RH: How would you place your film in the current Irish cinematographic output, especially concerning shorts?
GL: Some have said that we are now witnessing the start of a “Irish New Wave”, which is to say a bunch of young directors all breaking out with feature film debuts that are commercial genre movies made with the intention of finding a wide audience. I don’t know if somebody has suddenly put something in the water over here, but I completely agree that something is up – as in the past year alone we have seen films like CITADEL, GRABBERS and THE LAST DAYS ON MARS all come out. Even this is going on in the short films, with a lot of the ones that are turning industry heads being ambitious sci-fi or horror. No one else has done cyberpunk here though; I think I got there first.
RH: What moved you to start this particular project – and what was the evolution of NINETY SECONDS?
GL: STRANGE DAYS was an important film for me growing up, as it’s one of those films that inspired me to want to be a film-maker in the first place. The kind of film that when you first see the trailer, you say to yourself, ‘I want to make a film just like that!’. Futuristic, stylish, visually stunning but full of ideas and has ambition to burn. So it was only a matter of time before I’d want to do something in the same rain soaked, high tech, neo-noir world where shady characters do dodgy deals -but always have a colourful philosophy to morally justify what they do.
” Is it a desire for far reaching control… or just pure voyeurism?”
When you combine that world with the subject of surveillance, I think that makes for an exciting mix. The questions it throws up about human nature. Why would someone have their partner followed? Why snoop on a business associate? Is it a desire for far reaching control… or just pure voyeurism? To trace NINETY SECONDS to its origin, I suppose I have to pin that on the Talking Heads song Television Man. That first gave me the idea about doing a story about a surveillance expert, with the chorus “I’m watching everything…”.
RH: What difficulties did you encounter during production – and how did you finance NINETY SECONDS?
GL: It got off to a difficult start, as myself and two producers went through the usual channels and applied to our country’s film board. This would have meant a pay day for all involved and fancier production values, but the downside was that it could be no longer than 12 minutes, which was a major concern as the story needed to be closer to half an hour to fulfill my ambitions. The board said “no”, the producers instantly bailed, six months wasted, so I said to myself, ‘Fuck it!’ and financed it alone. [Our budget] was about 2k with nobody taking a fee, and I shot it on a borrowed camera, then cut it at home. Scary, but… the 27 minute running time wasn’t a problem now!

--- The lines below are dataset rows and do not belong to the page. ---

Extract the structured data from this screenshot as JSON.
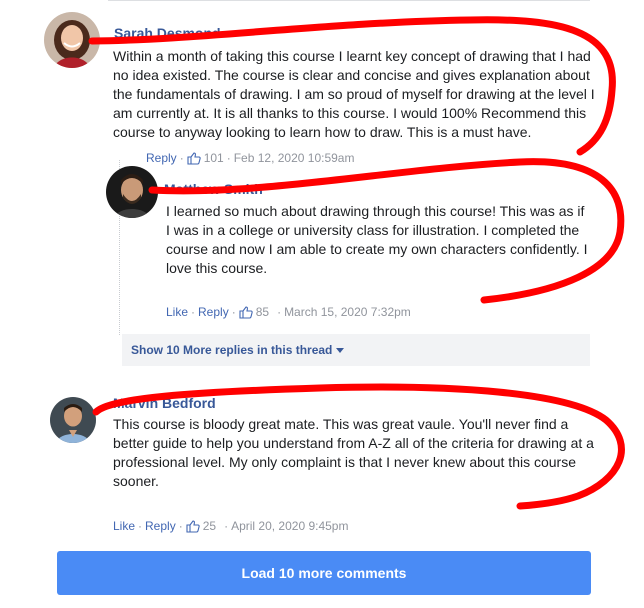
{
  "comments": [
    {
      "name": "Sarah Desmond",
      "text": "Within a month of taking this course I learnt key concept of drawing that I had no idea existed. The course is clear and concise and gives explanation about the fundamentals of drawing. I am so proud of myself for drawing at the level I am currently at. It is all thanks to this course. I would 100% Recommend this course to anyway looking to learn how to draw. This is a must have.",
      "reply_label": "Reply",
      "like_count": "101",
      "timestamp": "Feb 12, 2020 10:59am"
    },
    {
      "name": "Matthew Smith",
      "text": "I learned so much about drawing through this course! This was as if I was in a college or university class for illustration. I completed the course and now I am able to create my own characters confidently. I love this course.",
      "like_label": "Like",
      "reply_label": "Reply",
      "like_count": "85",
      "timestamp": "March 15, 2020 7:32pm"
    },
    {
      "name": "Marvin Bedford",
      "text": "This course is bloody great mate. This was great vaule. You'll never find a better guide to help you understand from A-Z all of the criteria for drawing at a professional level. My only complaint is that I never knew about this course sooner.",
      "like_label": "Like",
      "reply_label": "Reply",
      "like_count": "25",
      "timestamp": "April 20, 2020 9:45pm"
    }
  ],
  "thread": {
    "show_more_label": "Show 10 More replies in this thread"
  },
  "load_more_label": "Load 10 more comments",
  "separator": "·",
  "icons": {
    "like": "thumbs-up-icon",
    "dropdown": "caret-down-icon"
  },
  "colors": {
    "name_link": "#385898",
    "action_link": "#4267b2",
    "button": "#4a8bf5",
    "annotation": "#ff0000"
  }
}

The only problem during shooting was that when some people learned the film was about surveillance they ran a mile when we asked to shoot in their building. It was a controversial topic then, and has just got hotter ever since.
RH: Your editing/direction style is very idiosyncratic. Are you self-taught – not someone who learned the rules and breaks them to make a point, but someone who makes their own rules?
GL: You are right on the money. I did do a Diploma in Media Studies but it was a very broad course rather than a traditional film school, so even that far back I had my own ideas about how things should be done. I had the room to develop them as well as to learn to operate a camera, edit, be self sufficient. From there on in I got my own equipment and cut my teeth on music videos and short films. Naturally enough, as time has gone by the work has becomes technically slicker and I now have my own visual style (smoke… lots of smoke…).
I recommend busting your way in with a indie film instead of sitting around waiting for an invitation.
RH: Would you like to go back in time and give yourself some advice as a new filmmaker – or do you think it’s important to just be bold and learn as you go along?
GL: It is important to be brave / dumb (delete where appropriate), to just get stuck in and risk the possibility that your first few efforts will be crap – but take it on the chin, learn from where you went wrong and then go straight back at it. What I would have told a younger version of myself is the harsh reality, that it is very unlikely you will be offered a feature film directing gig. I call it the “first time director ghetto”. Nearly every filmmaker will start there, and each thinks of a shrewd way to break out and escape it. What I understand now is that it is very little to do with talent: it’s politics and human nature. Who is brave enough to take a chance on the director who hasn’t done a feature, when the other guy in the running has? Because the bottom line is, if the film is a failure its they who then look silly and could be out of a job as a result. So, I don’t blame them being risk averse. So I recommend busting your way in with a indie film instead of sitting around waiting for an invitation. Whatever the end result, at least they can never call you a first time director ever again.